Monday, July 16, 2007

CONVENTION

Yesterday I sat in my window seat on the Silver Aerial Bus, gazing out at the landscape as it slowly slipped by. Cumulus clouds abounded, one looking remarkably like an erect Membrum Virile - complete with scrotal sack - thrusting towards the upper troposphere. As we continued southward, the occasional puffs of white cumulus were replaced by glowering thunderheads, their anvil tops sheared off flat by invisible temperature gradients. Our plane jinked and dodged around them, searching for patches of smooth air.

I was going home after a remarkable five days as a delegate to the biennial convention of the International FJMC.

So many stories. So many faces - some new, some familiar from past meetings.

One of the other delegates was the youngest brother of Gravel-Voice Larry, he of blessèd memory. Seeing him evoked the same sort of feelings I had upon encountering Rob Smith’s brother in Savannah just two weeks prior, for it was strangely like seeing a revenant: The resemblance between the brothers was uncanny, extending even unto the gravelly voice.
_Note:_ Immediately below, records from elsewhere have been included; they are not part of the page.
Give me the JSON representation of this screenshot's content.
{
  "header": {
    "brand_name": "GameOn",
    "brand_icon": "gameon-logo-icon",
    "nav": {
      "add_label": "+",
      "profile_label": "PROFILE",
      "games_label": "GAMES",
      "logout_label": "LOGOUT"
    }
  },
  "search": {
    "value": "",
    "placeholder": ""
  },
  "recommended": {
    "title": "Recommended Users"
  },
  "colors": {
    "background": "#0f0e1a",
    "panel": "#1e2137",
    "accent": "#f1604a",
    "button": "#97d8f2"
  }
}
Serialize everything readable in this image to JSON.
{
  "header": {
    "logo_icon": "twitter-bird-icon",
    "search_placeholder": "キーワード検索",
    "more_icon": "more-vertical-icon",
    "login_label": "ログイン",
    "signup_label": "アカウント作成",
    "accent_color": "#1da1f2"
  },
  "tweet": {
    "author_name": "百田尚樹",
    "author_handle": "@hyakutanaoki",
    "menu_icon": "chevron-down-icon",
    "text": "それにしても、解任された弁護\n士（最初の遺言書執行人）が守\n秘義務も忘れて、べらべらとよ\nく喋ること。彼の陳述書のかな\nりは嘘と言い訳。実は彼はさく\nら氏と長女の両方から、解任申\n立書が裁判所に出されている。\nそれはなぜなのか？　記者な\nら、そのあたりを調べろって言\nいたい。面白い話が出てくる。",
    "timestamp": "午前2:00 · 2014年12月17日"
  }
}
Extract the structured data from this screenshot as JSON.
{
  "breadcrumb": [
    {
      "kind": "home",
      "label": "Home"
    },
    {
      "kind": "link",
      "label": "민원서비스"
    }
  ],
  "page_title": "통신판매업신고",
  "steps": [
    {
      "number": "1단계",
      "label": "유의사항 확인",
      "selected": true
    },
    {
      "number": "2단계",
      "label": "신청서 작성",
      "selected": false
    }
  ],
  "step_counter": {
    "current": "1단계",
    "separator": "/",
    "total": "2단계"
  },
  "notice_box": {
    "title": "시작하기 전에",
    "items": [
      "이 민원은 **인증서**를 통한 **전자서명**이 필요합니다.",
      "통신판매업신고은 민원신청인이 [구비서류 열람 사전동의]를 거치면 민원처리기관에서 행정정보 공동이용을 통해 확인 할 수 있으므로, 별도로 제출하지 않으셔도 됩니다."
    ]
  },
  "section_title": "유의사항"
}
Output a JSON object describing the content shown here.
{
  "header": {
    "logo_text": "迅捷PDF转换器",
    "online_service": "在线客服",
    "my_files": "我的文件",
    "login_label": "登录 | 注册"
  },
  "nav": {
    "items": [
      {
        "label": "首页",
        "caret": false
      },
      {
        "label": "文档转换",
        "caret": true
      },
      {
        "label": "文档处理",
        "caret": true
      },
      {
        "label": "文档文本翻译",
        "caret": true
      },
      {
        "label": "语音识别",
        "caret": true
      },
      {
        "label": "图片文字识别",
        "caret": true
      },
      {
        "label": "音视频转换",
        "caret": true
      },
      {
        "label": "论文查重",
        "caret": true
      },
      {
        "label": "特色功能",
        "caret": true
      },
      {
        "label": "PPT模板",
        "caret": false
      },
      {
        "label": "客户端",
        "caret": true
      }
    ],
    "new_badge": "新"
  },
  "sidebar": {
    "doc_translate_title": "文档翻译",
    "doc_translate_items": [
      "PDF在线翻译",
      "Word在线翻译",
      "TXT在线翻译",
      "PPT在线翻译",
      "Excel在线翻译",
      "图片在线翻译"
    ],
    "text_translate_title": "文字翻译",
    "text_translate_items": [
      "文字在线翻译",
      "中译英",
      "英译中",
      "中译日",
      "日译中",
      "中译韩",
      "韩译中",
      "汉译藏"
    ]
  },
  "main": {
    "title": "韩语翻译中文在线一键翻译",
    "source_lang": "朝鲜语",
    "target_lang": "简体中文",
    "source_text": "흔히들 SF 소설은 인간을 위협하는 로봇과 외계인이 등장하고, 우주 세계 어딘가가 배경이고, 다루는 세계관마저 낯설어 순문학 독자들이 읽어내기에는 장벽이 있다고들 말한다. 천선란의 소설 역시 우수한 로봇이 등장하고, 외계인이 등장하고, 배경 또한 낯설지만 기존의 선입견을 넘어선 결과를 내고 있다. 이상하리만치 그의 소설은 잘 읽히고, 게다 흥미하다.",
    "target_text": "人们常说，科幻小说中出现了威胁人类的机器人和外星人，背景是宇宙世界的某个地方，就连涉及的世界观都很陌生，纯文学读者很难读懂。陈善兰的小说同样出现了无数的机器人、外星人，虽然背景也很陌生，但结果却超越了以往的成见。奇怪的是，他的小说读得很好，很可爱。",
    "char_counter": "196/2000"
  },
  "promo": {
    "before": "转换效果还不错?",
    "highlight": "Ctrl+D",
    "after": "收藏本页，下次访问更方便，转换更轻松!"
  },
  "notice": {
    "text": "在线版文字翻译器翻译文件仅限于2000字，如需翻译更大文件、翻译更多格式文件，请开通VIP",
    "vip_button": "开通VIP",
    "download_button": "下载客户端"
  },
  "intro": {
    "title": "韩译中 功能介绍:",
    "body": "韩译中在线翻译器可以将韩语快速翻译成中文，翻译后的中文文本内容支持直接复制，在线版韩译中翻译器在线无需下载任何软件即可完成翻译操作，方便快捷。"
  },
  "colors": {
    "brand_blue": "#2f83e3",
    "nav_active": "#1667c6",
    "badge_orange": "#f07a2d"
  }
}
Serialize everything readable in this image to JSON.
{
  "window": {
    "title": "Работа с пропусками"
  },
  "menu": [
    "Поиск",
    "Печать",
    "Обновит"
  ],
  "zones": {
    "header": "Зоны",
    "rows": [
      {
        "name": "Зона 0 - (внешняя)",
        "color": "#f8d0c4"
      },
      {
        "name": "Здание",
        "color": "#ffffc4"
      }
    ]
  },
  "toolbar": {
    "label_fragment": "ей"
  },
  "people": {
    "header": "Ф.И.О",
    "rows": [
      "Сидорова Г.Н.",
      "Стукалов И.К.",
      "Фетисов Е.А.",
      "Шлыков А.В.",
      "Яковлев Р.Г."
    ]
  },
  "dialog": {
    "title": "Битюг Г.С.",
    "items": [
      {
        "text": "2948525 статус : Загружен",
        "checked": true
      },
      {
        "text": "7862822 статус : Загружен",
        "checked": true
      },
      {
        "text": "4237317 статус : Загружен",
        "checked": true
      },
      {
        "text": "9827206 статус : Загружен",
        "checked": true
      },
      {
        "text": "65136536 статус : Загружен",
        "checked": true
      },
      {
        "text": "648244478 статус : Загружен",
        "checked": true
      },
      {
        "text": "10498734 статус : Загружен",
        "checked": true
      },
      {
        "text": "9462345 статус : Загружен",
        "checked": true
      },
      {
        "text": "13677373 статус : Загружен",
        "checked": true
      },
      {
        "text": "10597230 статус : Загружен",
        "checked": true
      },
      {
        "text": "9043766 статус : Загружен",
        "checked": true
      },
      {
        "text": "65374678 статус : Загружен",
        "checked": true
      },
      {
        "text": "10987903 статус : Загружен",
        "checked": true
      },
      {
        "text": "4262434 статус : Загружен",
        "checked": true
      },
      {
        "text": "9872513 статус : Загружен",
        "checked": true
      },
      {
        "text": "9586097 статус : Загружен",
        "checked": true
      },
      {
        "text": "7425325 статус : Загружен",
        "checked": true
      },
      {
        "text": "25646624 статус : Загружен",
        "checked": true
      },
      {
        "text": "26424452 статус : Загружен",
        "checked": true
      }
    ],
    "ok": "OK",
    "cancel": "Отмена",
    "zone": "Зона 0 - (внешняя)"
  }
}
I showed him the memorial tribute to Larry our club had placed in the convention program, and the tears flowed as I told him how I sat in his brother’s old place every day at morning Minyan.

We listened to a concert that included world-class cantorial talent: Steven Stoehr, David Propis, Alberto Mizrahi, Aaron Bensoussan, George Mordecai, Rebecca Carmi, Alisa Pomerantz-Boro. As the weekend approached, our religious services received an extra dose of musicality and spiritual intensity from several of these most excellent chazzanim.

Saturday morning, I had the honor of reading Torah along with a cadre of seven of the finest ba’alei koreh in the organization. Nothing gets your adrenalin going like reading a 29-verse slab of Torah in front of 500 people...and being the leadoff batter to boot.

We consumed voluminous quantities of Adult Beverages in our late-evening soirées: Mint juleps (mixed by Yours Truly), an assortment of fine single-malt scotches, cask-strength bourbons, Irish whiskies, et alia. And plenty of kosher wine. None of that Manischewitz or Mogen David crap, either. Serious wines, the finest varietals from Israel, including a late-harvest Gewürtztraminer that could melt a heart of stone.

We listened at breakfast Sunday morning as Jerry Markbreit told of his adventures as the first Jewish referee in the NFL, working the Super Bowl not once but four times.

And then, all too soon, it was over. Time to pack the bags, check out, say our goodbyes, and head off in our many separate directions, heads filled with new learning and new programming ideas...all eagerly anticipating the next convention two years from now.